Money is an important tool we use in our daily lives and although its shape has changed over the years, we can’t imagine a world without it. The evolution of what we consider money has gone through many phases: barter, coins in different metals, different types of paper – or what we currently call banknotes – digital money, and finally, cryptocurrency.
The Central Bank of Egypt recently announced that new polymer or ‘plastic’ banknotes will be released into circulation starting November of this year. With this in mind, let’s look at the history, technology, and future of Egyptian banknotes.
The history of Egyptian money:
The Egyptian gold coin was the primary medium of exchange for goods and services until 1898 when the National Bank of Egypt was established. In 1899, the National Bank of Egypt started issuing banknotes for the first time when it was granted permission by the government to issue Egyptian banknotes payable in gold for 50 years. Gold sterling pounds were also used along with the Egyptian banknotes until 1914 when a decree was issued making the Egyptian banknote Egypt’s official currency and suspending its conversion into gold.
A printing house was established in 1967, culminating the efforts of the Central Bank of Egypt over the years, which allowed the CBE to print money locally instead of abroad. The Printing House of the Central Bank of Egypt is considered one of the oldest printing houses in the Middle East and Africa.
Egyptian banknotes received their first watermark to protect against currency counterfeiting in 1930 and in late 1968, metallic and holographic threads were embedded into paper banknotes as extra security measures. Over the years, more security features were added to the banknotes to make them difficult to counterfeit, including using optically variable ink (OVI). Additionally, each denomination bears a unique watermark to prevent counterfeiters from producing and circulating fake notes.
What are OVIs and intaglio printing?
OVIs are high-precision printing inks with a multi-layer thin film structure that displays a distinguishable, contrasting color change when viewed at different angles. Since OVIs are not widely available, they are considered an effective anti-counterfeiting measure for banknotes and other official documents.

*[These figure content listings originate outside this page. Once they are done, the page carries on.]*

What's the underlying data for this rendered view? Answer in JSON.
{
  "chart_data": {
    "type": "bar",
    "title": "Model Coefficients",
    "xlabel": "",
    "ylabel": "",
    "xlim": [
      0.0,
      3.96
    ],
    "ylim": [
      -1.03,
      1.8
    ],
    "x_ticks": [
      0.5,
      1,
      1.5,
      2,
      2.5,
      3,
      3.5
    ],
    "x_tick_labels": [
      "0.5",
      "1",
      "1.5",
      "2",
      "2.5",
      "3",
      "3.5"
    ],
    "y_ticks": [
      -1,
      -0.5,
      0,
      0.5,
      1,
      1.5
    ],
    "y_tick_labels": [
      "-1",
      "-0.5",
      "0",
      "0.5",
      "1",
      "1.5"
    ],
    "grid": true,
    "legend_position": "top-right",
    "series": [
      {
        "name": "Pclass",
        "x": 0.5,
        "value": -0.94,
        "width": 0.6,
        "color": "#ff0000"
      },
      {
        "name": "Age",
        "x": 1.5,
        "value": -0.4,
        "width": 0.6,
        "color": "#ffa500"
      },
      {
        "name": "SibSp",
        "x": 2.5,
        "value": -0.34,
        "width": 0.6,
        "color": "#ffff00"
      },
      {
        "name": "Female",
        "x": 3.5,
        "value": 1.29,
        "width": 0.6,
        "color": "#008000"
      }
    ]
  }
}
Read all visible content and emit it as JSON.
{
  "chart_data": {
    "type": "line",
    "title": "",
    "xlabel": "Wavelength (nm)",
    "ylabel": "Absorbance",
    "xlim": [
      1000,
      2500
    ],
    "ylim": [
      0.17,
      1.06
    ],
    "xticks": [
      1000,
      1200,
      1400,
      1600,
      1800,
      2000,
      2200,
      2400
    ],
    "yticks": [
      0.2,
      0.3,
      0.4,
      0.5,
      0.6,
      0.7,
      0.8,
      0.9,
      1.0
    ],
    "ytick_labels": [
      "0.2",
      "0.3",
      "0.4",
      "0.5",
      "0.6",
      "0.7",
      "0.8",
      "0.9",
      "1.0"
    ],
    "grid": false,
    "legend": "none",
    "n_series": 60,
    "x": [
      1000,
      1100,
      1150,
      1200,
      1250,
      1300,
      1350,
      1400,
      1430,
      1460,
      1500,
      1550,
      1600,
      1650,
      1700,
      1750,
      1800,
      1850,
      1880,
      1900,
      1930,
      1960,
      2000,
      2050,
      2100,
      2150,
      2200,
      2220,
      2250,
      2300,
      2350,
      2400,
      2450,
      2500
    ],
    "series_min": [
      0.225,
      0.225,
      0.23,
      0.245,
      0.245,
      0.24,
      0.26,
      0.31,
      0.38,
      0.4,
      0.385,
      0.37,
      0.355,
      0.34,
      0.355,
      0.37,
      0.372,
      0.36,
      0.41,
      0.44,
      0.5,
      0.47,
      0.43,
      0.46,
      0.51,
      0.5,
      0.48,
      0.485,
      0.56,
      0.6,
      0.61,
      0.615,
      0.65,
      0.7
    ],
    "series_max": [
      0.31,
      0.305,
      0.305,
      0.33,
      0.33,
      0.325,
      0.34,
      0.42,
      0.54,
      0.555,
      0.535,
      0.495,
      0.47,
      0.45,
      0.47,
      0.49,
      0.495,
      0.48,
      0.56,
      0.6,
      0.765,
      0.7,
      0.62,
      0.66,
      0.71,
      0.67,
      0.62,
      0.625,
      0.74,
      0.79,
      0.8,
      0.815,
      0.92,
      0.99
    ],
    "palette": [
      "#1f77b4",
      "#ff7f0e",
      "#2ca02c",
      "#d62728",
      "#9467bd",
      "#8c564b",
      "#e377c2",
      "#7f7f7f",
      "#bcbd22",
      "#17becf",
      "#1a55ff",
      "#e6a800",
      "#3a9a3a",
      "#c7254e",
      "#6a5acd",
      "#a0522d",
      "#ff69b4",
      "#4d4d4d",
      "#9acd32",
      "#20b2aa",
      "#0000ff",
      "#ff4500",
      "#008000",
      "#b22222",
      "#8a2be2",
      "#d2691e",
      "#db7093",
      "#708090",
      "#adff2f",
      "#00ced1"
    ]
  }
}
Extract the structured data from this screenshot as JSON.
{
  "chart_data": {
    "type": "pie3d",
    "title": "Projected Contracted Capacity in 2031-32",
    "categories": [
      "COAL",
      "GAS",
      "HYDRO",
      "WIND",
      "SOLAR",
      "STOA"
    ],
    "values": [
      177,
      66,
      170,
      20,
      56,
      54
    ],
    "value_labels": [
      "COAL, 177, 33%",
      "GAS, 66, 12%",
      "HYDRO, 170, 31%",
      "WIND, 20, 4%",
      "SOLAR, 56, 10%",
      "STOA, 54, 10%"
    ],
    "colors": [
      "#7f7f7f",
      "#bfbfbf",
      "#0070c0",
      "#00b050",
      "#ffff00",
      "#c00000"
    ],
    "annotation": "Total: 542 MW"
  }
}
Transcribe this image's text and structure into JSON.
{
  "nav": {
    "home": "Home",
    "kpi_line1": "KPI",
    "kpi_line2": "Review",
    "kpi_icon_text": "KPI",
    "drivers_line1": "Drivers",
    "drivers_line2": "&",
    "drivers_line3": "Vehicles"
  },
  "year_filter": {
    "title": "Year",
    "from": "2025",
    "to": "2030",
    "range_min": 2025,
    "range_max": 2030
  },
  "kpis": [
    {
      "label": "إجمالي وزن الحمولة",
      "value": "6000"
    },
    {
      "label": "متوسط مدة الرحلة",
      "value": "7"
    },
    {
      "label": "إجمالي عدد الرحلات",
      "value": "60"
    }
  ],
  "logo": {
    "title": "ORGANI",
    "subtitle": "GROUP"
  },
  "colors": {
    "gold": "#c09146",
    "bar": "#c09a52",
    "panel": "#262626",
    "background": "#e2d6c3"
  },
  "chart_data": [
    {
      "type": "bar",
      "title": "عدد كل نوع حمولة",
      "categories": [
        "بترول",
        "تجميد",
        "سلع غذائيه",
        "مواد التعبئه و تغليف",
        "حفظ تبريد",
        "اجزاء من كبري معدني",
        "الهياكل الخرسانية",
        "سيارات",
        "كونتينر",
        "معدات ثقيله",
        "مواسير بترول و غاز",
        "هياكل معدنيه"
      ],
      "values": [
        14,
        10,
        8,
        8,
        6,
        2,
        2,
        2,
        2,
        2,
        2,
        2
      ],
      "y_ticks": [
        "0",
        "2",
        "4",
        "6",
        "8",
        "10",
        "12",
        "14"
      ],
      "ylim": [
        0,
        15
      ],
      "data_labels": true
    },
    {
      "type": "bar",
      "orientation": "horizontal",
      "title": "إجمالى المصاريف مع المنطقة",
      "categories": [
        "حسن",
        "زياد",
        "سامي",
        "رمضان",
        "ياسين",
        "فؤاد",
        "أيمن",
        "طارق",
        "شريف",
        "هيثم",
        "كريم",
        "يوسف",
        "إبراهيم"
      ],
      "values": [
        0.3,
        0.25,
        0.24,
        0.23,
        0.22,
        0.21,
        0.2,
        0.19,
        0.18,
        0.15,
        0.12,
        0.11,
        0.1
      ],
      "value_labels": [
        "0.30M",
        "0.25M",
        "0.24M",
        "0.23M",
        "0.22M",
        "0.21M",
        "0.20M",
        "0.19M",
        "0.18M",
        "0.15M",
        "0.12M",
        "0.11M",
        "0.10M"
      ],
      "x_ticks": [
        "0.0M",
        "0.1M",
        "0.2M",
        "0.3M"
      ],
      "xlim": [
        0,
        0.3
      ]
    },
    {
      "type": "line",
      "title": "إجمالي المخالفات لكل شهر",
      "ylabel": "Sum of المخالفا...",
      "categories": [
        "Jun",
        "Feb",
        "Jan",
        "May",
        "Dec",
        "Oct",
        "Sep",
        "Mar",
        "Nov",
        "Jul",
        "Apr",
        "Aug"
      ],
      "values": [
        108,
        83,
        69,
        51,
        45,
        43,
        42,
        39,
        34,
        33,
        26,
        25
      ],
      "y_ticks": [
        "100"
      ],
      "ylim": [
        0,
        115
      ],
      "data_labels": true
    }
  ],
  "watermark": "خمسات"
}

Another distinctive feature that makes it easy to identify fake banknotes is intaglio printing (pronounced with a silent ‘g’). The intaglio printing process gives banknotes a unique appearance and feel by utilizing a special embossing technique. Through this process, banknotes are produced with extremely fine details and rich colors, which cannot be imitated using conventional printing methods.
A design with a story:
The Egyptian pound is known for its illustrious designs featuring various images of Islamic architecture, Pharaonic figures, geometric patterns as well as elegant typography. These design elements give Egyptian banknotes a special identity that resonates with the grandeur of the Egyptian civilization. The polymer banknotes are expected to roll out with new designs.
The future is plastic:
To combat counterfeiting and reduce costs, many countries are now switching to polymer or ‘plastic’ banknotes for their numerous benefits, including a lower environmental impact, longer lifespan, durability, and dirt and moisture resistance. The widespread transition from paper to polymer banknotes comes with hopes of eliminating the practice of counterfeiting. The highly specialized technology used to produce polymer cannot be found commercially. Polymer banknotes also allow for the addition of multiple intricate security features, including state-of-the-art metallic threads and see-through windows placed on the notes that are difficult to replicate.